Um passageiro cobrou satisfação: "Você bebeu por acaso?!"

"Senhor, o meu contato estava bebendo uma pinga artesanal super boa e sei lá, ia ser meio chato pra ele beber sozinho."
"Meu Deus do céu" - foi a resposta incrédula de alguém que perdia toda a fé que aquela viagem daria minimamente certo como a companhia prometia.
"Eu só queria voltar pra casa" - um estudante chorava baixinho, com os nervos bastante gastos de toda essa experiência.

Ainda assim, o motorista sentia que tinha um dever de manter o moral daqueles que lhe acompanhavam na busca do artefato antigo.
"Gente, vocês já pensaram?
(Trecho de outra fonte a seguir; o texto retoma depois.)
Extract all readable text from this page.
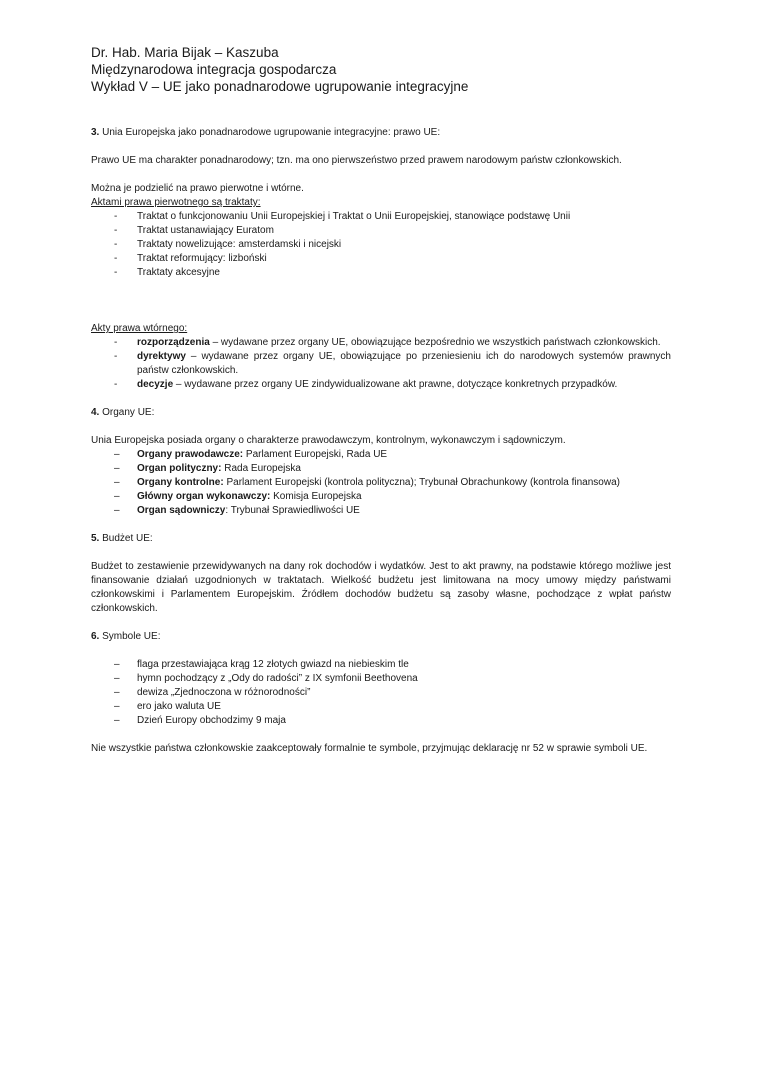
Dr. Hab. Maria Bijak – Kaszuba
Międzynarodowa integracja gospodarcza
Wykład V – UE jako ponadnarodowe ugrupowanie integracyjne

3. Unia Europejska jako ponadnarodowe ugrupowanie integracyjne: prawo UE:

Prawo UE ma charakter ponadnarodowy; tzn. ma ono pierwszeństwo przed prawem narodowym państw członkowskich.

Można je podzielić na prawo pierwotne i wtórne.

Aktami prawa pierwotnego są traktaty:

- Traktat o funkcjonowaniu Unii Europejskiej i Traktat o Unii Europejskiej, stanowiące podstawę Unii
- Traktat ustanawiający Euratom
- Traktaty nowelizujące: amsterdamski i nicejski
- Traktat reformujący: lizboński
- Traktaty akcesyjne

Akty prawa wtórnego:

- rozporządzenia – wydawane przez organy UE, obowiązujące bezpośrednio we wszystkich państwach członkowskich.
- dyrektywy – wydawane przez organy UE, obowiązujące po przeniesieniu ich do narodowych systemów prawnych państw członkowskich.
- decyzje – wydawane przez organy UE zindywidualizowane akt prawne, dotyczące konkretnych przypadków.

4. Organy UE:

Unia Europejska posiada organy o charakterze prawodawczym, kontrolnym, wykonawczym i sądowniczym.

– Organy prawodawcze: Parlament Europejski, Rada UE
– Organ polityczny: Rada Europejska
– Organy kontrolne: Parlament Europejski (kontrola polityczna); Trybunał Obrachunkowy (kontrola finansowa)
– Główny organ wykonawczy: Komisja Europejska
– Organ sądowniczy: Trybunał Sprawiedliwości UE

5. Budżet UE:

Budżet to zestawienie przewidywanych na dany rok dochodów i wydatków. Jest to akt prawny, na podstawie którego możliwe jest finansowanie działań uzgodnionych w traktatach. Wielkość budżetu jest limitowana na mocy umowy między państwami członkowskimi i Parlamentem Europejskim. Źródłem dochodów budżetu są zasoby własne, pochodzące z wpłat państw członkowskich.

6. Symbole UE:

– flaga przestawiająca krąg 12 złotych gwiazd na niebieskim tle
– hymn pochodzący z „Ody do radości” z IX symfonii Beethovena
– dewiza „Zjednoczona w różnorodności”
– ero jako waluta UE
– Dzień Europy obchodzimy 9 maja

Nie wszystkie państwa członkowskie zaakceptowały formalnie te symbole, przyjmując deklarację nr 52 w sprawie symboli UE.
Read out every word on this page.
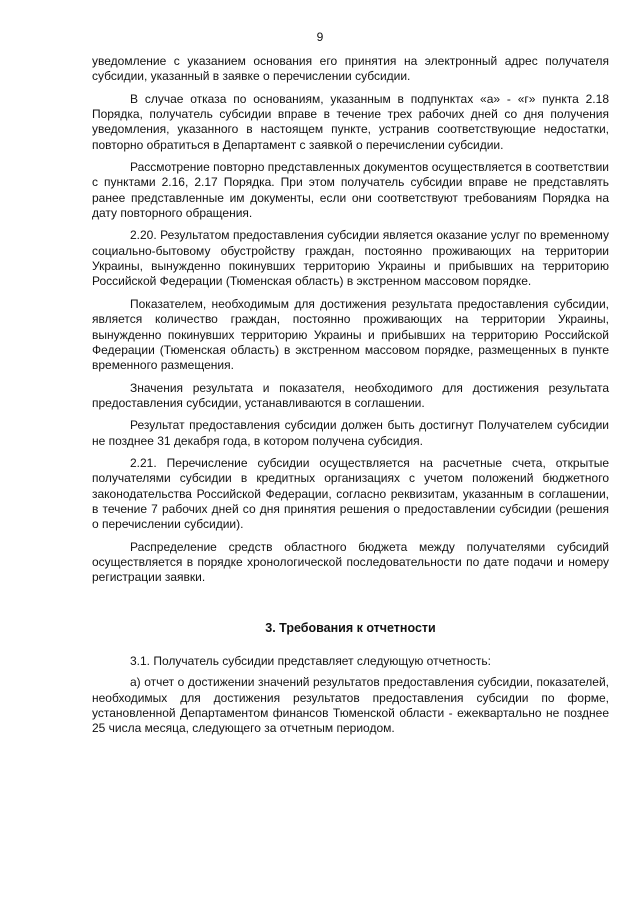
9

уведомление с указанием основания его принятия на электронный адрес получателя субсидии, указанный в заявке о перечислении субсидии.

В случае отказа по основаниям, указанным в подпунктах «а» - «г» пункта 2.18 Порядка, получатель субсидии вправе в течение трех рабочих дней со дня получения уведомления, указанного в настоящем пункте, устранив соответствующие недостатки, повторно обратиться в Департамент с заявкой о перечислении субсидии.

Рассмотрение повторно представленных документов осуществляется в соответствии с пунктами 2.16, 2.17 Порядка. При этом получатель субсидии вправе не представлять ранее представленные им документы, если они соответствуют требованиям Порядка на дату повторного обращения.

2.20. Результатом предоставления субсидии является оказание услуг по временному социально-бытовому обустройству граждан, постоянно проживающих на территории Украины, вынужденно покинувших территорию Украины и прибывших на территорию Российской Федерации (Тюменская область) в экстренном массовом порядке.

Показателем, необходимым для достижения результата предоставления субсидии, является количество граждан, постоянно проживающих на территории Украины, вынужденно покинувших территорию Украины и прибывших на территорию Российской Федерации (Тюменская область) в экстренном массовом порядке, размещенных в пункте временного размещения.

Значения результата и показателя, необходимого для достижения результата предоставления субсидии, устанавливаются в соглашении.

Результат предоставления субсидии должен быть достигнут Получателем субсидии не позднее 31 декабря года, в котором получена субсидия.

2.21. Перечисление субсидии осуществляется на расчетные счета, открытые получателями субсидии в кредитных организациях с учетом положений бюджетного законодательства Российской Федерации, согласно реквизитам, указанным в соглашении, в течение 7 рабочих дней со дня принятия решения о предоставлении субсидии (решения о перечислении субсидии).

Распределение средств областного бюджета между получателями субсидий осуществляется в порядке хронологической последовательности по дате подачи и номеру регистрации заявки.

3. Требования к отчетности

3.1. Получатель субсидии представляет следующую отчетность:

а) отчет о достижении значений результатов предоставления субсидии, показателей, необходимых для достижения результатов предоставления субсидии по форме, установленной Департаментом финансов Тюменской области - ежеквартально не позднее 25 числа месяца, следующего за отчетным периодом.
Apenas o destino uniu vocês para uma busca maior! É que nem Lost! Aliás, vocês sabem se tem no netflix? Não assisti nunca nenhum episódio, pra falar a verdade"

Alguém num assento da janela se levantou e gritou: "Cara, você podia ter ido buscar esse papiro por conta própria! A gente não tem nada a ver com isso!"

"Mas o que vocês acham que eu ia fazer no trabalho, além de dirigir? Eu ainda tô me descobrindo, eu preciso achar um sentido da minha vida..."

Um careca de camiseta polo azul bebê se levantou e disse: "Você só estava fazendo isso como fuga da sua realidade! Com os deveres que você tem com nós, passageiros, nós consumidores! Dirige essa porcaria que é pra isso que você serve! Saco..."

Depois dessa o motorista não falou mais nada. O ônibus desceu a serra com bastante tranquilidade, e com o motorista quieto, como se estivesse magoado. Alguns dos passageiros não queriam estragar a alegria de alguém, mas sentiram que foi necessário para assegurar a viagem corresse como esperavam.

Faltavam menos que 20 minutos para que o ônibus parasse na primeira parada planejada, e foi então que o motorista viu uma zona de beira de estrada, ao lado de um enorme outdoor que fazia publicidade de uma intragável bebida à base de maracujá.

O ônibus desacelerou e todo mundo protestou novamente: "Ah não velho!" "Qual é?!"

Ao que o motorista retrucou: "gente, o negócio é ir no puteiro, ficar olhando fixamente pras moças e aí voltar pra casa e bater uma bronha! Economiza uma grana assim!"

Todo mundo fez um escândalo equanto o ônibus se preparava para uma parada não-planejada no prostíbulo, mas aí o motorista não viu que tinha uma vala ao lado da estrada e o ônibus capotou.

Moral: Não dá pra reciclar papel higiênico todo cagado.